The paper "Self-Harmony: Learning to Harmonize Self-Supervision and Self-Play in Test-Time Reinforcement Learning" explores a novel framework aimed at enhancing test-time reinforcement learning (TTRL) by overcoming limitations found in traditional pseudo-label selection methods like majority voting. Self-Harmony proposes a new paradigm where a single model serves dual roles of solving and reframing a problem to generate pseudo-labels based on harmonic means. This approach is designed to address and correct the model's own reasoning biases without relying on external supervision.

Self-Harmony Framework

Core Mechanisms

Self-Harmony leverages a single LLM to perform two tasks: solving the original problem and producing a paraphrased variant via reframing. It contrasts with conventional majority voting by selecting pseudo-labels through the harmonic mean of answer frequencies from both original and reframed problems. This harmonic mean method prioritizes solutions that remain consistent across different problem formulations, effectively reducing the potential bias of spurious answers dominant in one view but not another.

Theoretical Foundations

The theoretical underpinning of Self-Harmony is rooted in the view-invariance principle. For semantically equivalent queries, correct answers should maintain consistent probability across different phrasing styles—this concept guides the pseudo-label selection using the harmonic mean.

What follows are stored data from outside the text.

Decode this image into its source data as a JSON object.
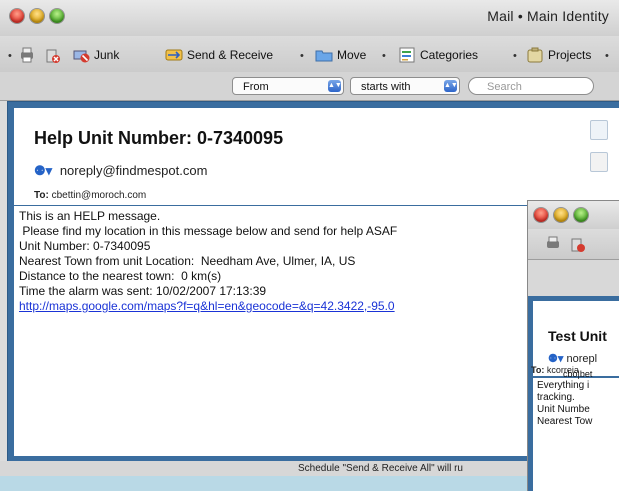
{
  "main_window": {
    "title": "Mail • Main Identity",
    "toolbar": {
      "junk": "Junk",
      "send_receive": "Send & Receive",
      "move": "Move",
      "categories": "Categories",
      "projects": "Projects"
    },
    "filter": {
      "field": "From",
      "operator": "starts with",
      "search_placeholder": "Search"
    },
    "message": {
      "subject": "Help Unit Number: 0-7340095",
      "from": "noreply@findmespot.com",
      "to_label": "To:",
      "to": "cbettin@moroch.com",
      "body_lines": [
        "This is an HELP message.",
        " Please find my location in this message below and send for help ASAF",
        "Unit Number: 0-7340095",
        "Nearest Town from unit Location:  Needham Ave, Ulmer, IA, US",
        "Distance to the nearest town:  0 km(s)",
        "Time the alarm was sent: 10/02/2007 17:13:39"
      ],
      "link": "http://maps.google.com/maps?f=q&hl=en&geocode=&q=42.3422,-95.0"
    },
    "status": "Schedule \"Send & Receive All\" will ru"
  },
  "second_window": {
    "subject": "Test Unit",
    "from": "norepl",
    "to_label": "To:",
    "to_line1": "kcorreia",
    "to_line2": "cbo|bet",
    "body_lines": [
      "Everything i",
      "tracking.",
      "Unit Numbe",
      "Nearest Tow"
    ]
  },
  "colors": {
    "pane_blue": "#3a6d9f",
    "link": "#1a33d6",
    "backdrop": "#b9d9e6"
  }
}
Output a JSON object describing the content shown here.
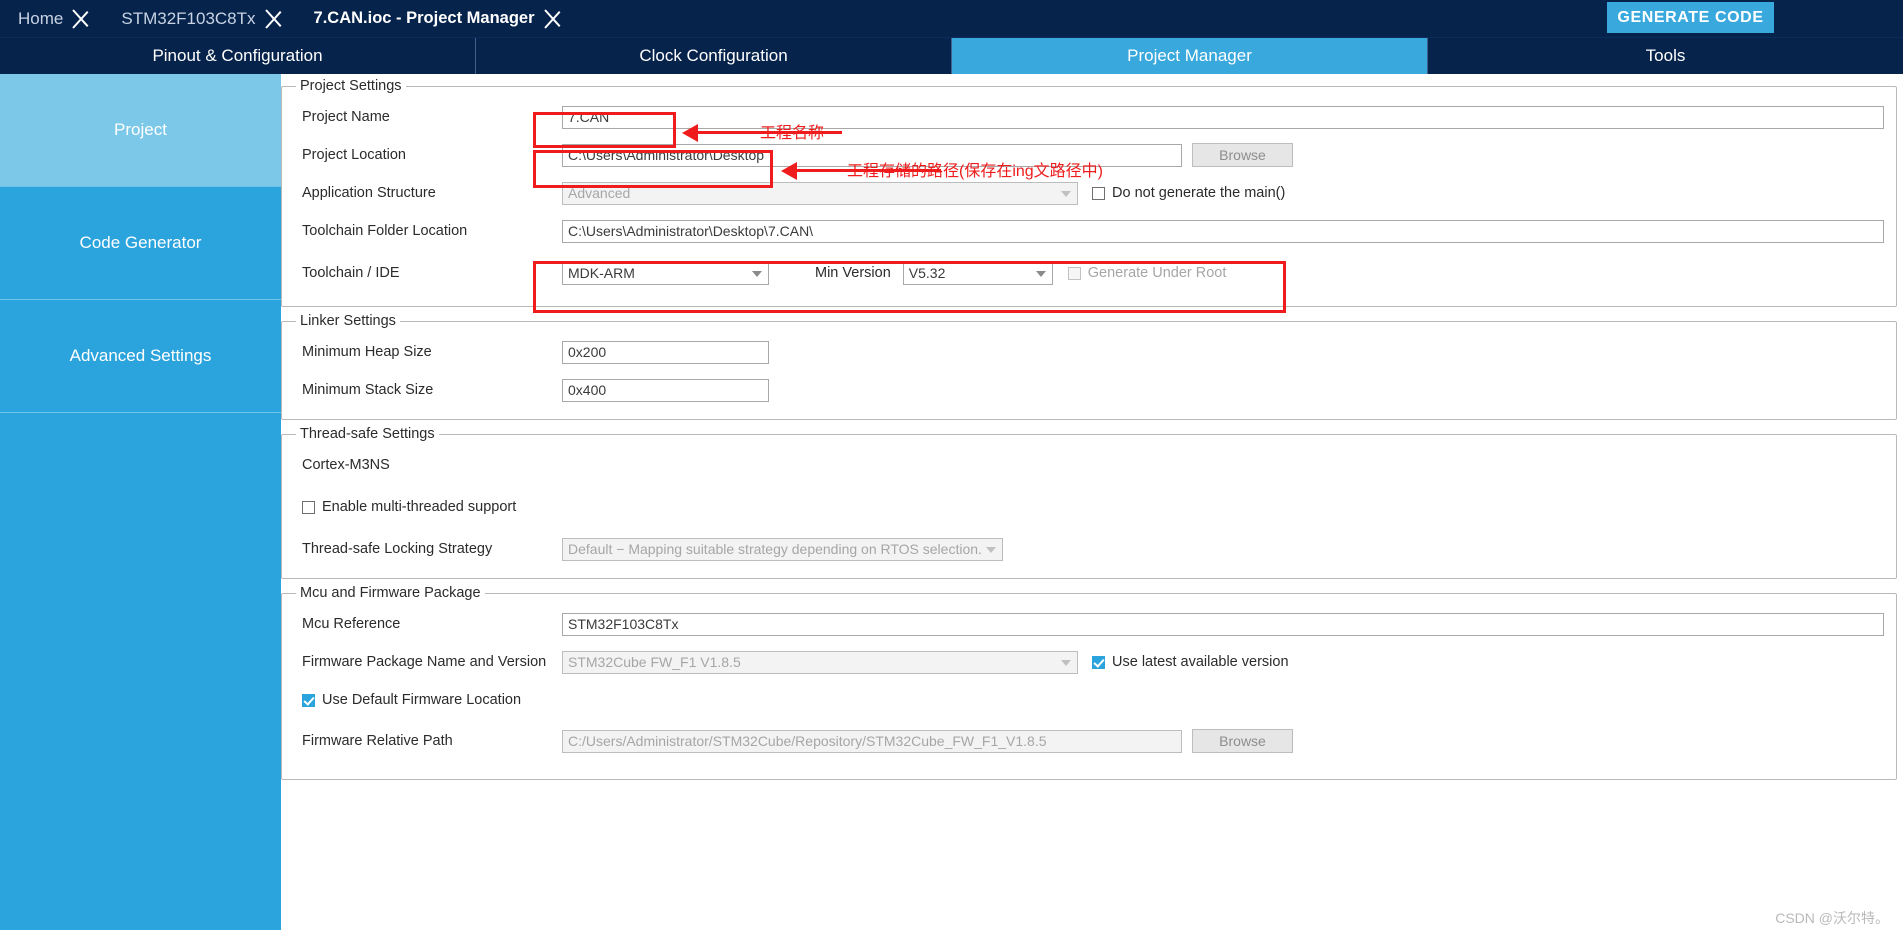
{
  "header": {
    "breadcrumbs": [
      {
        "label": "Home",
        "active": false
      },
      {
        "label": "STM32F103C8Tx",
        "active": false
      },
      {
        "label": "7.CAN.ioc - Project Manager",
        "active": true
      }
    ],
    "generate_code_label": "GENERATE CODE",
    "accent_color": "#39a8dd",
    "bar_color": "#06234b"
  },
  "tabs": [
    {
      "label": "Pinout & Configuration",
      "active": false
    },
    {
      "label": "Clock Configuration",
      "active": false
    },
    {
      "label": "Project Manager",
      "active": true
    },
    {
      "label": "Tools",
      "active": false
    }
  ],
  "sidebar": {
    "items": [
      {
        "label": "Project",
        "active": true
      },
      {
        "label": "Code Generator",
        "active": false
      },
      {
        "label": "Advanced Settings",
        "active": false
      }
    ]
  },
  "project_settings": {
    "legend": "Project Settings",
    "project_name_label": "Project Name",
    "project_name_value": "7.CAN",
    "project_location_label": "Project Location",
    "project_location_value": "C:\\Users\\Administrator\\Desktop",
    "application_structure_label": "Application Structure",
    "application_structure_value": "Advanced",
    "do_not_generate_main_label": "Do not generate the main()",
    "do_not_generate_main_checked": false,
    "toolchain_folder_label": "Toolchain Folder Location",
    "toolchain_folder_value": "C:\\Users\\Administrator\\Desktop\\7.CAN\\",
    "toolchain_ide_label": "Toolchain / IDE",
    "toolchain_ide_value": "MDK-ARM",
    "min_version_label": "Min Version",
    "min_version_value": "V5.32",
    "generate_under_root_label": "Generate Under Root",
    "generate_under_root_checked": false
  },
  "linker_settings": {
    "legend": "Linker Settings",
    "min_heap_label": "Minimum Heap Size",
    "min_heap_value": "0x200",
    "min_stack_label": "Minimum Stack Size",
    "min_stack_value": "0x400"
  },
  "thread_safe_settings": {
    "legend": "Thread-safe Settings",
    "core_name": "Cortex-M3NS",
    "enable_multithread_label": "Enable multi-threaded support",
    "enable_multithread_checked": false,
    "locking_strategy_label": "Thread-safe Locking Strategy",
    "locking_strategy_value": "Default  −  Mapping suitable strategy depending on RTOS selection."
  },
  "mcu_firmware": {
    "legend": "Mcu and Firmware Package",
    "mcu_reference_label": "Mcu Reference",
    "mcu_reference_value": "STM32F103C8Tx",
    "firmware_package_label": "Firmware Package Name and Version",
    "firmware_package_value": "STM32Cube FW_F1 V1.8.5",
    "use_latest_label": "Use latest available version",
    "use_latest_checked": true,
    "use_default_location_label": "Use Default Firmware Location",
    "use_default_location_checked": true,
    "firmware_relative_path_label": "Firmware Relative Path",
    "firmware_relative_path_value": "C:/Users/Administrator/STM32Cube/Repository/STM32Cube_FW_F1_V1.8.5",
    "browse_label": "Browse"
  },
  "buttons": {
    "browse_label": "Browse"
  },
  "annotations": {
    "project_name_note": "工程名称",
    "project_location_note": "工程存储的路径(保存在ing文路径中)",
    "color": "#ee1c1c"
  },
  "watermark": "CSDN @沃尔特。"
}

The harmonic mean operates as a principled regularizer, rewarding solutions robust to both semantic and syntactic variations, aligning with the Infomax principle to enforce representation consistency across distinct views.

Implementation Details

The practical application of Self-Harmony involves a structured self-play routine. A pre-trained model generates answers for both the original and reframed problems. Subsequently, the harmonic mean is used to identify the most stable answer as the pseudo-label, which is then reinforced through policy optimization. This process is designed to be efficient, reducing computational costs by merging reframing and answering into a single generative step.

Algorithm (Conceptual Flow)

for t in range(T): for x in batch: y_rollouts = generate_rollouts(model, x) x_prime = reframe_question(model, x) y_prime_rollouts = generate_rollouts(model, x_prime) pseudo_label = harmonic_mean_selection(y_rollouts, y_prime_rollouts) model.update(pseudo_label)

This pseudo-code encapsulates the core iterative process of Self-Harmony, emphasizing the dual-question consistency through the reframing mechanism.

Experimental Results

Performance Metrics

The Self-Harmony framework demonstrates superior performance on several reasoning benchmarks, achieving state-of-the-art results in 28 of 30 test configurations. Notably, it markedly enhances the reasoning accuracy of models like Qwen3-4B and Llama-3.1-8B on datasets such as MATH500 and GSM8K, with improvements up to a lift of approximately 31% in some cases.

Robustness and Generalizability

The experiments reveal that Self-Harmony not only enhances accuracy but also provides robust training stability across diverse model architectures and problem domains. Its ability to generalize to different datasets and scale efficiently with model size makes it a versatile tool in TTRL applications.

Implications and Future Work

Self-Harmony's framework offers a scalable solution to the inherent biases of TTRL systems reliant on test-time adaptation without labeled data. Its self-contained mechanism aligns well with the goals of developing adaptive AI systems that require minimal supervision and demonstrate high adaptability to evolving problem settings. Future exploration could involve integrating this framework with other self-supervised learning paradigms to further enhance its efficacy and applicability across broader AI research domains.

Conclusion

Self-Harmony represents a substantive contribution to the field of test-time reinforcement learning, addressing critical limitations inherent in existing pseudo-labeling methods. Through a novel application of harmonic mean for pseudo-label selection and its innovative use of self-play, Self-Harmony advances the capabilities of LLMs in reasoning tasks, setting a new benchmark for state-of-the-art performance in TTRL frameworks.